The naval officers decided that the simple design reflected the harsh spirit of service in the navy, so they suggested using the most inexpensive alloy. Stalin did not like the work, and the artists had to start all over again. The author of the most successful project was the architect Modest Shepilevsky, who radically changed the color scheme and added shtralas to the star diverging rays of a different shade.
The material for the order of the first degree was gold, for the second silver. The finished project was shown first to Nikolai Kuznetsov, and the admiral approved it. Then the results of the work were presented to Stalin for approval. The leader studied the models for a long time, and then took out from the table a richly decorated Order of Victory. He returned to the drawings and suggested adding rubies to the decoration, which, in the opinion of the Generalissimo, would look great on the order.
The order was carried out without question. As a result, the order of the 1st degree was adorned with precious stones, and the rubies were replaced with bright scarlet enamel at the junior award. When developing the ribbons, they settled on the colors of the Order of St. George black and orange. The production of the awards was entrusted to the Leningrad Mint, which was partially evacuated to Krasnokamsk during the war. The order with rubies was manually assembled from ten elements, in the starting batch there were only thirty pieces.
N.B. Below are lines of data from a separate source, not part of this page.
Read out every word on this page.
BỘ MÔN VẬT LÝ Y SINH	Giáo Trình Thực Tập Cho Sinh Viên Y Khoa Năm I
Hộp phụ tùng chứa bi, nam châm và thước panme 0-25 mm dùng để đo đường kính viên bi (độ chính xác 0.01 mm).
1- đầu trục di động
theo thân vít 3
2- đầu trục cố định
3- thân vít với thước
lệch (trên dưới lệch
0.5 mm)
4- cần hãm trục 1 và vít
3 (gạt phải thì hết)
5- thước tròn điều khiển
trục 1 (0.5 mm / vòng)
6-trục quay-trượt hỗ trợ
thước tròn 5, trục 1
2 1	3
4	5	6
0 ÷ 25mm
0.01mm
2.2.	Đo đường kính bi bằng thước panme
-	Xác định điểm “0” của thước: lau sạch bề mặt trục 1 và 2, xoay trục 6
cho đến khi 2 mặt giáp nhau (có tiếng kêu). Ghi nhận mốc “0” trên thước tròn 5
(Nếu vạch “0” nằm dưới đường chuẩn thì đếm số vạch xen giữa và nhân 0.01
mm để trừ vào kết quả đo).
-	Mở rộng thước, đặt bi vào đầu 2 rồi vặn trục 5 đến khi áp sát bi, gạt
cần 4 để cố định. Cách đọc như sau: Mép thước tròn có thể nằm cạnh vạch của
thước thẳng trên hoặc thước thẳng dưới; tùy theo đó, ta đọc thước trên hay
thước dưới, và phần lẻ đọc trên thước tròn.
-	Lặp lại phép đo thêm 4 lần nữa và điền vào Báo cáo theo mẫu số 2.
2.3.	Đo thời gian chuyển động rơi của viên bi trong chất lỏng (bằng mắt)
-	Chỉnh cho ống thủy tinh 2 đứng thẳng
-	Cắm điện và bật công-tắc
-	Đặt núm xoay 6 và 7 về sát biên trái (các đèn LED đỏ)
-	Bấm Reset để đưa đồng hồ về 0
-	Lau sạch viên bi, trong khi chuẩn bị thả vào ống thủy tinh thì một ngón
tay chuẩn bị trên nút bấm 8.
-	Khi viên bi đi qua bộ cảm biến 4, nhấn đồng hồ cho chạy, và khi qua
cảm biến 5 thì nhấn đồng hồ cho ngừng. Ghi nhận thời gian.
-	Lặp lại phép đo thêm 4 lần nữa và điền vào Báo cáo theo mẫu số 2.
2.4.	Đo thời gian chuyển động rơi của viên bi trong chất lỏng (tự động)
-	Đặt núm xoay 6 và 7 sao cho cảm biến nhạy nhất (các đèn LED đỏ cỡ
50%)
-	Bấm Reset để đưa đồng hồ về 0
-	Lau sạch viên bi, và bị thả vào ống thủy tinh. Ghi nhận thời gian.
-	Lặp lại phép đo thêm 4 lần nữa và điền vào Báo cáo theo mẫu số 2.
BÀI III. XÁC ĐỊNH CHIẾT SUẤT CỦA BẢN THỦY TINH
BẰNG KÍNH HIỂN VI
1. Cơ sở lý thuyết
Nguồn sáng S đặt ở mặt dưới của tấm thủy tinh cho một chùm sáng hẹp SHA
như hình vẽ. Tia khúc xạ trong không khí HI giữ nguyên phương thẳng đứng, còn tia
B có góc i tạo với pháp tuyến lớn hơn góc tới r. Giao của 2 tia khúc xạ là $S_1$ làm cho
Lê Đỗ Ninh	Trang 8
For which they were awarded the Order of Nakhimov
The decree establishing a naval award was issued on March 3, 1944. The Order of Nakhimov was awarded for operations that were, rather, of a defensive nature. The list of merits for the order of the 1st degree included:
- successful actions in defense, which led to the defeat and pursuit of the enemy at sea;
- tactical leadership of naval subunits to destroy significant enemy forces;
- counteraction to the landing of enemy troops;
- successful defense of the coastal zone and naval bases during a combat operation.
- Feats worthy of the Order of the II degree:
- laying mines and blowing up ships;
- neutralization of enemy minefields;
- destruction of the enemy fleet;
- skillful leadership of the battle, which ended in victory over the enemy.
Cavaliers of the Order of Nakhimov
Lieutenant General Pyotr Morgunov in 1941 commanded the coastal defense in the Sevastopol region. He was faced with the difficult task of repelling the attack of enemy tanks without covering his units with fire. Thanks to the general’s tactical decision, it was possible to defend the artillery unit and drive the enemy back. Subsequently, the city had to be abandoned, but for the heroism shown during the defense, and then the liberation of the Crimean peninsula, the military leader was awarded the Order of Nakhimov, I degree.
It so happened that the first cavaliers were determined simultaneously by two departments. The patch was due to the fact that the responsibility for awarding was initially assigned to the command of the fleet. The Presidium of the Supreme Soviet, for some unclear reason, did not take this circumstance into account and selected its own candidates.
As a result, in the navy, the order badge No. 1 was received by the Baltic citizen Nikolai Feldman for military operations in the area of the islands of the Vyborg Bay.
A similar situation happened with the order of the II degree.
The first cavalier was supposed to be the commander of the naval aviation link Nikolai Vasin, but death in battle prevented the hero from receiving the award.
By the decree of the Presidium of July 22, 1944, two officers were awarded at once: the chief of the rear services of the Navy, Major General Yevgeny Zhidilov, and the chief of the defense staff of the Northern Fleet, Daniil Tuz. The naval insignia is highly valued by Russian and foreign phalerists. Many awards were illegally taken abroad, and they ended up in private collections. In 2006, the Order of Nakhimov became one of the most expensive lots in the collection, which they tried to sell at the Sotheby’s auction. The seller put the starting price of the rarity at 176 thousand dollars. At the insistence of the Russian side, the bidding was canceled, but negotiations on the return of the awards to their homeland were not crowned with success.